PARIS : Résidus de déchets brûlés, abribus détruits, bris de verre au sol, forces policières omniprésentes... les touristes visitant Paris ne peuvent ignorer la contestation parfois violente agitant la France, qu'ils soutiennent ou non la réforme des retraites voulue par le président Macron.
En bas de Montmartre, colline très fréquentée que surplombe la spectaculaire église du Sacré-Coeur, un alignement de fourgonnettes bleues et de nombreux gendarmes rappelaient vendredi soir combien la situation pouvait se tendre subitement dans un quartier jusqu'ici largement épargné par la mobilisation.
Un moment politique que n'apprécie que modérément Judith Jonker, 67 ans, venue justement en France pour célébrer la fin de sa vie active.
«Nous avons besoin de changement, nous vieillissons et il faut bien que l'on paye les retraites», explique cette Néerlandaise à l'AFP, reprenant les arguments avancés par l'exécutif français. «Je comprends la position de votre gouvernement», poursuit-elle, accompagnée de ses soeurs et de sa mère.

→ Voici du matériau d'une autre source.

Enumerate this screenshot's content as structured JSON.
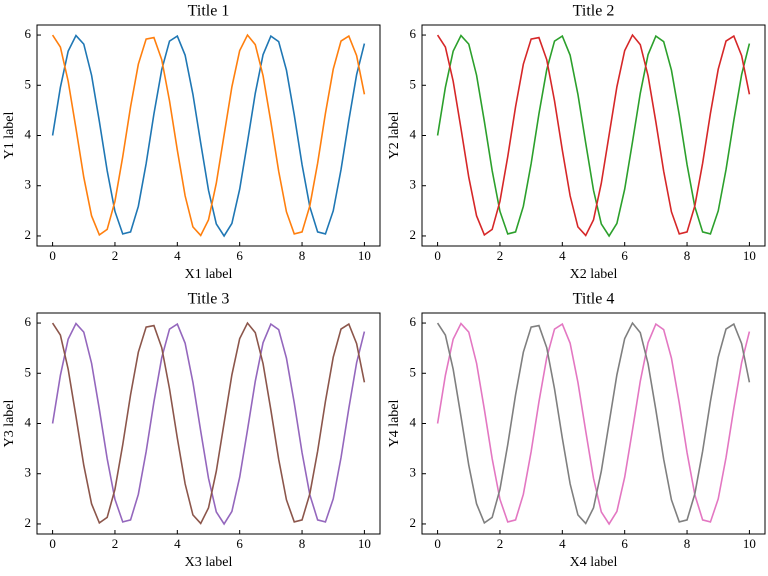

Même son de cloche pour sa compatriote Miranda Palthe, 51 ans, rencontrée sur le pont Alexandre III, bel ouvrage enjambant le fleuve Seine, à la vue saisissante sur la tour Eiffel: «En Hollande, ils ont aussi changé la loi. (...) Nous l'avons simplement accepté», observe-t-elle.
Et cette professeure d'université à Amsterdam de remarquer : «Je prendrai ma retraite à 67 ans et demi», alors que l'impopulaire réforme récemment adoptée en France fait reculer l'âge de départ de 62 à 64 ans.
Mais l'exécutif, qui savait ne pouvoir compter à l'Assemblée nationale sur une majorité, malgré des mois de concertations, s'est finalement dispensé du vote des parlementaires, en utilisant une disposition constitutionnelle vue par beaucoup comme un «déni de démocratie».
Jeudi, plus d'un million de personnes, selon les autorités, 3,5 millions selon le syndicat CGT, ont donc manifesté partout en France contre le coup de force du gouvernement. La colère était palpable parmi les protestataires, avec beaucoup de ressentiment vis-à-vis du chef de l'Etat.
A Paris, ils étaient 119.000 selon les autorités, près de sept fois plus pour la CGT. Longtemps pacifique, l'avant du cortège a connu en fin d'après-midi une éruption de violence, comme dans d'autres villes françaises, avec des pavés, des bouteilles et des feux d'artifice lancés sur les forces de l'ordre.
- 'Paris, soulève-toi' -
Un feu a ensuite été allumé sur la place de la République, lieu traditionnel de rassemblements politiques, au cri de «Paris! Debout! Soulève-toi!». «Les gens n'ont plus peurde rien», indiquait alors Igor, un manifestant de 27 ans, de toutes les marches depuis deux mois, officielles ou spontanées.
Des rassemblements qui prennent parfois des touristes au dépourvu. Tels ces deux adolescents autrichiens en voyage scolaire, interpellés jeudi dernier alors qu'ils tentaient de rejoindre leur famille d'accueil, rapporte le journal français Libération. Ils ont finalement passé la nuit en garde-à-vue avant que leur ambassade n'intervienne.
Rien de tout ceci n'est heureusement arrivé à James Stevens, un consultant britannique de 29 ans, qui qualifie d'«affreuse» l'attitude du gouvernement français.
«Bien sûr qu'il faut bien trouver de l'argent pour payer les pensions», estime-t-il. Mais «le fait que le président ait pris cette décision sans le soutien (...) du peuple est quelque chose d'insensé.»
Près de la cathédrale Notre-Dame, des tas d'immondices s'immiscent dans les photos de vacances, après deux semaines et demi d'une grève des éboueurs. Des milliers de tonnes d'immondices jonchent les rues de la Ville lumière, première destination touristique au monde.
Violetta Lozyuk, une Ukrainienne célébrant son anniversaire à Paris, reste toutefois optimiste : «Ils vont trouver une solution et (...) Paris redeviendra propre et belle comme les gens l'aiment».
Reza Sabouhi, 40 ans, un guide touristique iranien, se dit, lui, «fier des Français», alors que des manifestations sont réprimées dans le sang depuis des mois dans son pays. «Ce mouvement peut motiver des gens dans le monde».
La mobilisation a en tout cas eu raison du plus illustre des visiteurs attendus en France les jours prochains.
Le roi britannique Charles III devait se rendre dans l'Hexagone de dimanche à mercredi. Sa venue a finalement été reportée «compte tenu de l'annonce d'une nouvelle journée d'action nationale contre la réforme des retraites» le 28 mars, a annoncé l’Élysée vendredi.